Wednesday, November 15, 2006

Soil Carbon Storage, Fuel Loads, and Runoff in Four Fire Regimes in Chaparral Shrublands of the Sierra Nevada Foothills.

Jay B. Norton, Dept of Renewable Resources, Univ of Wyoming, 1000 E University Ave, Laramie, WY 87072-3354, William R. Horwath, Univ of California, Davis, Dept of Land, Air, & Water Resources, One Shields Ave, Davis, CA 95616-8627, and Urszula Norton, Univ of California, Davis, Dept of Land, Air & Water Resources, One Shields Ave, Davis, CA 95616-8627.
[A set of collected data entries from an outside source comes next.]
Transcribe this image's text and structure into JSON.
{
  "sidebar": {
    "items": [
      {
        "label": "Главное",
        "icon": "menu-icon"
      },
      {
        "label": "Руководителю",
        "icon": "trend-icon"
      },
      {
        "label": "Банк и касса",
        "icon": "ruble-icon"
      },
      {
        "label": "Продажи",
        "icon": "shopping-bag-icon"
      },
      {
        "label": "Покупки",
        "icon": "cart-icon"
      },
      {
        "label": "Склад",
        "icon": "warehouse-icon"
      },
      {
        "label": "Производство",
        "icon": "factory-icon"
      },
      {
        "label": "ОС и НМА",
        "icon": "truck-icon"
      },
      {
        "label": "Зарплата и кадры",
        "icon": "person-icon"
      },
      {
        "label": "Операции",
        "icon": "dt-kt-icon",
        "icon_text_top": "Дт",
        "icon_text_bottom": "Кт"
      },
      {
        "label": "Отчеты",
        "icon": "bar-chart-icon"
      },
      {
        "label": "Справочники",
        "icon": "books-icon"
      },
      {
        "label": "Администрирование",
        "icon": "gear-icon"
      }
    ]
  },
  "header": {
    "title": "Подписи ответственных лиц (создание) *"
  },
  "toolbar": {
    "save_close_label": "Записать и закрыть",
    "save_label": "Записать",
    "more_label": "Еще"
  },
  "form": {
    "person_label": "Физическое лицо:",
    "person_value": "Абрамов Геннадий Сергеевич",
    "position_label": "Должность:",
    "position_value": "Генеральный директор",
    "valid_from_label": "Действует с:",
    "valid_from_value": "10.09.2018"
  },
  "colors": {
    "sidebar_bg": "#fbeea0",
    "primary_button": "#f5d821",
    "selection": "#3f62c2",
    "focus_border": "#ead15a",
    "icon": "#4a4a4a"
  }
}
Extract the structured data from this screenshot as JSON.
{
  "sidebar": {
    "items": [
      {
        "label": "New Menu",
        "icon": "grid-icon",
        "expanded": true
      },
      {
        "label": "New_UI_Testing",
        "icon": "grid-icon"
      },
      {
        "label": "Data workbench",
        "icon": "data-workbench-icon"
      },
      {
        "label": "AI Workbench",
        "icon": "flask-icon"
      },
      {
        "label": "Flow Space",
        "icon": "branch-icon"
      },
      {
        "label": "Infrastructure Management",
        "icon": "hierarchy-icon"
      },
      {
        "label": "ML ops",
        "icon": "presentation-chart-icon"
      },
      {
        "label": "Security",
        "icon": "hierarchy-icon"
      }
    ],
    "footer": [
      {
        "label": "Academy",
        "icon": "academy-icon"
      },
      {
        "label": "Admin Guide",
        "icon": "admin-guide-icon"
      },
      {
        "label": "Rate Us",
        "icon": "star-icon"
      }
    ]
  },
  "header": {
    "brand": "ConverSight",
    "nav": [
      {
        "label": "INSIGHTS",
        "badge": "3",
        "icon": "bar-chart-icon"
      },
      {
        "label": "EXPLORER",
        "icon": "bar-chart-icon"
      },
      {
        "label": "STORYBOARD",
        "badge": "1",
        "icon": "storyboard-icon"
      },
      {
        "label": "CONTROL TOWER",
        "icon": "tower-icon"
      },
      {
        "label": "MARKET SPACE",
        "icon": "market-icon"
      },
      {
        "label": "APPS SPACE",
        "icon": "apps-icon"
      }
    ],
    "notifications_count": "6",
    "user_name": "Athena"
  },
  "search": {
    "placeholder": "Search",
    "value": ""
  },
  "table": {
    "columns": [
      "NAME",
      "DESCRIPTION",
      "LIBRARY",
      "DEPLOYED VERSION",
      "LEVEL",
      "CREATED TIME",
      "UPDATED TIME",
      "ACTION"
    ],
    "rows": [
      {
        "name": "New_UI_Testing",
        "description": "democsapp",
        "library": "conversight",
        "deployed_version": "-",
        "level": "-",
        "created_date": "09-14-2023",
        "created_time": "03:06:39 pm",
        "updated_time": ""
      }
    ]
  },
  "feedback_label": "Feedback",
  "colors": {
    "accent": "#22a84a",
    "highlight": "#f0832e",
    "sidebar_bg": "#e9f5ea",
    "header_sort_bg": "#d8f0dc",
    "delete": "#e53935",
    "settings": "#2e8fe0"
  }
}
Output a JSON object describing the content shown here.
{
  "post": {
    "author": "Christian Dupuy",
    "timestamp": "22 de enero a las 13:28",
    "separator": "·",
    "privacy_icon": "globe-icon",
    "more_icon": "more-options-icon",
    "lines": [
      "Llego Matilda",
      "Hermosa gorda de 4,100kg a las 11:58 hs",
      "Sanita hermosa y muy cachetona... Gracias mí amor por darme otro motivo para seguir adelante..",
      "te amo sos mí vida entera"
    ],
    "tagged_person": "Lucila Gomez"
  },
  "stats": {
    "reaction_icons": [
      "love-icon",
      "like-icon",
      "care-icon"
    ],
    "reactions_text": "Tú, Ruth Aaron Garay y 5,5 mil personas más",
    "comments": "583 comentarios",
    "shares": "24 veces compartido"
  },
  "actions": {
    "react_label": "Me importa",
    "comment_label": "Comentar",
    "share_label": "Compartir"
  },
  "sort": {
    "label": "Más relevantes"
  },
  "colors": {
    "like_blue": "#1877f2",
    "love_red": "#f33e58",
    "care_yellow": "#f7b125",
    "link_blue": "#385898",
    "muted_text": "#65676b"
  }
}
With cessation of frequent “rancher burns” – prescribed fires to improve forage – in the 1960s due to increased residential development, the occurrence of dangerous fuel loads increased dramatically in foothill chaparral shrublands. While prescribed fire is the only feasible way to reduce fuel loads in rugged and isolated terrain, concerns about smoke and ecological impacts make burning increasingly difficult to achieve. But the ability to manage vegetation in strategic zones, on steep slopes below forest communities for instance, is crucial for fire management agencies. Our objective was to measure sustainability, fuel loading, and ecological impacts of four recent fire frequencies. We analyzed soil organic matter (SOM) fractions, plant community composition, and runoff/erosion across four fire history scenarios: 1) long-term fire-suppressed; 2) 20-year wildfire frequency (1950-1972-1992); 3) four-year wildfire frequency (1997-2001); and 4) one-time wildfire (2001). We replicated these sampling areas on two soil types ubiquitous to Sierra Nevada Foothills chaparral: soil derived from residuum of granite, and basic igneous and metamorphic rocks. Results of vegetation analyses show that a second fire four years after the first killed many resprouting shrubs and resulted in herbaceous ground cover in a grass-shrub mosaic. Compared to fires in dense, decadent growth of fire-suppressed shrublands, fires in this type of vegetation cover are much easier to control from the air. Prescribed burning to maintain lower fuel loads is much easier to achieve in such grass-shrub mosaics. Increased diversity in plant species and growth form relative to fire-suppressed shrublands may be beneficial to wildlife and may decrease smoke production during fires. Initial results of SOM fractionation suggest that the four-year treatment increased slow and passive pools, which should improve resistance to erosion. Runoff and erosion rates were variable, but runoff from fire-suppressed sites was much richer in dissolved nitrogen, carbon, and phosphorus.